Personal information
- Born: October 18, 1989 (age 36) Atlanta, Georgia, U.S.
- Listed height: 6 ft 3 in (1.91 m)
- Listed weight: 205 lb (93 kg)

Career information
- High school: Stone Mountain (GA) Stephenson
- College: Tusculum College
- NFL draft: 2013: undrafted

Career history
- Baltimore Ravens (2013)*; Spokane Shock (2014–2015); Portland Steel (2016); Cleveland Gladiators (2017)*; Spokane Empire (2017); Richmond Roughriders (2018); Atlantic City Blackjacks (2019);
- * Offseason or practice squad member only

Career AFL statistics
- Receptions: 186
- Receiving yards: 2,042
- Receiving TDs: 37
- Rushing TDs: 8
- Passing TDs: 2
- Stats at ArenaFan.com

= Rashaad Carter =

American football player (born 1989)

Jeremy Rashaad Carter (born October 18, 1989) is an American former professional football wide receiver. He played college football at Tusculum College.

==Early life==
He attended Stephenson High School in Stone Mountain, Georgia. He was selected to 2006 All-County and All-Region teams and also was the 2006 Offensive Player of the Year.

==College career==
He was named to the Consensus Draft Services Preseason All-American and was selected to the Preseason All-South Atlantic Conference First-team.

==Professional career==

===Baltimore Ravens===
On May 13, 2013, he signed with the Baltimore Ravens as an undrafted free agent. On August 25, 2013, he was waived by the Ravens.

===Spokane Shock===
On February 20, 2014, Carter was assigned to the Spokane Shock of the Arena Football League (AFL).

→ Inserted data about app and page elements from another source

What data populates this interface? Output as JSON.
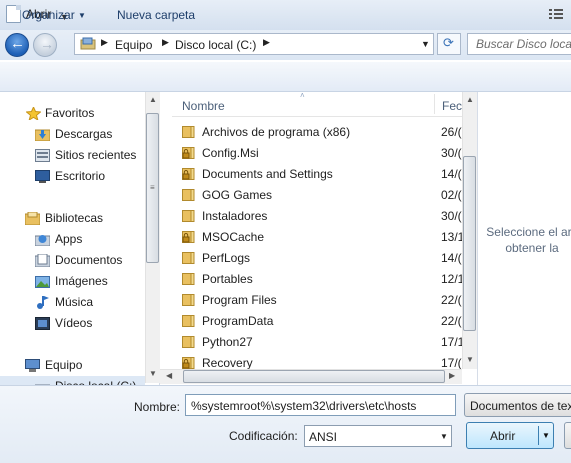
{
  "window": {
    "title": "Abrir"
  },
  "address": {
    "crumbs": [
      "Equipo",
      "Disco local (C:)"
    ]
  },
  "search": {
    "placeholder": "Buscar Disco local"
  },
  "toolbar": {
    "organize_label": "Organizar",
    "new_folder_label": "Nueva carpeta"
  },
  "nav": {
    "favorites_label": "Favoritos",
    "favorites": [
      {
        "label": "Descargas",
        "icon": "downloads-folder-icon"
      },
      {
        "label": "Sitios recientes",
        "icon": "recent-places-icon"
      },
      {
        "label": "Escritorio",
        "icon": "desktop-icon"
      }
    ],
    "libraries_label": "Bibliotecas",
    "libraries": [
      {
        "label": "Apps",
        "icon": "apps-library-icon"
      },
      {
        "label": "Documentos",
        "icon": "documents-library-icon"
      },
      {
        "label": "Imágenes",
        "icon": "pictures-library-icon"
      },
      {
        "label": "Música",
        "icon": "music-library-icon"
      },
      {
        "label": "Vídeos",
        "icon": "videos-library-icon"
      }
    ],
    "computer_label": "Equipo",
    "partial_item": "Disco local (C:)"
  },
  "filelist": {
    "col_name": "Nombre",
    "col_date": "Fec",
    "files": [
      {
        "name": "Archivos de programa (x86)",
        "date": "26/(",
        "icon": "folder-icon"
      },
      {
        "name": "Config.Msi",
        "date": "30/(",
        "icon": "locked-folder-icon"
      },
      {
        "name": "Documents and Settings",
        "date": "14/(",
        "icon": "locked-folder-icon"
      },
      {
        "name": "GOG Games",
        "date": "02/(",
        "icon": "folder-icon"
      },
      {
        "name": "Instaladores",
        "date": "30/(",
        "icon": "folder-icon"
      },
      {
        "name": "MSOCache",
        "date": "13/1",
        "icon": "locked-folder-icon"
      },
      {
        "name": "PerfLogs",
        "date": "14/(",
        "icon": "folder-icon"
      },
      {
        "name": "Portables",
        "date": "12/1",
        "icon": "folder-icon"
      },
      {
        "name": "Program Files",
        "date": "22/(",
        "icon": "folder-icon"
      },
      {
        "name": "ProgramData",
        "date": "22/(",
        "icon": "folder-icon"
      },
      {
        "name": "Python27",
        "date": "17/1",
        "icon": "folder-icon"
      },
      {
        "name": "Recovery",
        "date": "17/(",
        "icon": "locked-folder-icon"
      }
    ]
  },
  "preview": {
    "line1": "Seleccione el arc",
    "line2": "obtener la"
  },
  "bottom": {
    "filename_label": "Nombre:",
    "filename_value": "%systemroot%\\system32\\drivers\\etc\\hosts",
    "filetype_value": "Documentos de tex",
    "encoding_label": "Codificación:",
    "encoding_value": "ANSI",
    "open_label": "Abrir"
  },
  "colors": {
    "accent": "#1d5fb6",
    "folder": "#e9c060"
  }
}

After an injury to the Shock's starting quarterback Erik Meyer, Carter was pressed into service as the Shock's quarterback during the May 4, 2014 contest against the LA KISS.

===Portland Steel===
On November 5, 2015, Carter was assigned to the Portland Thunder of the AFL's. The team was later renamed the Steel.

===Cleveland Gladiators===
On October 14, 2016, Carter was assigned to the AFL's Cleveland Gladiators during the dispersal draft. He was placed on reassignment on March 8, 2017.

===Spokane Empire===
On June 7, 2017, Carter signed with the Spokane Empire of the Indoor Football League.

===Richmond Roughriders===
On February 6, 2018, Carter signed with the Richmond Roughriders of the American Arena League.

===Atlantic City Blackjacks===
Carter was assigned to the Atlantic City Blackjacks of the AFL on June 27, 2019.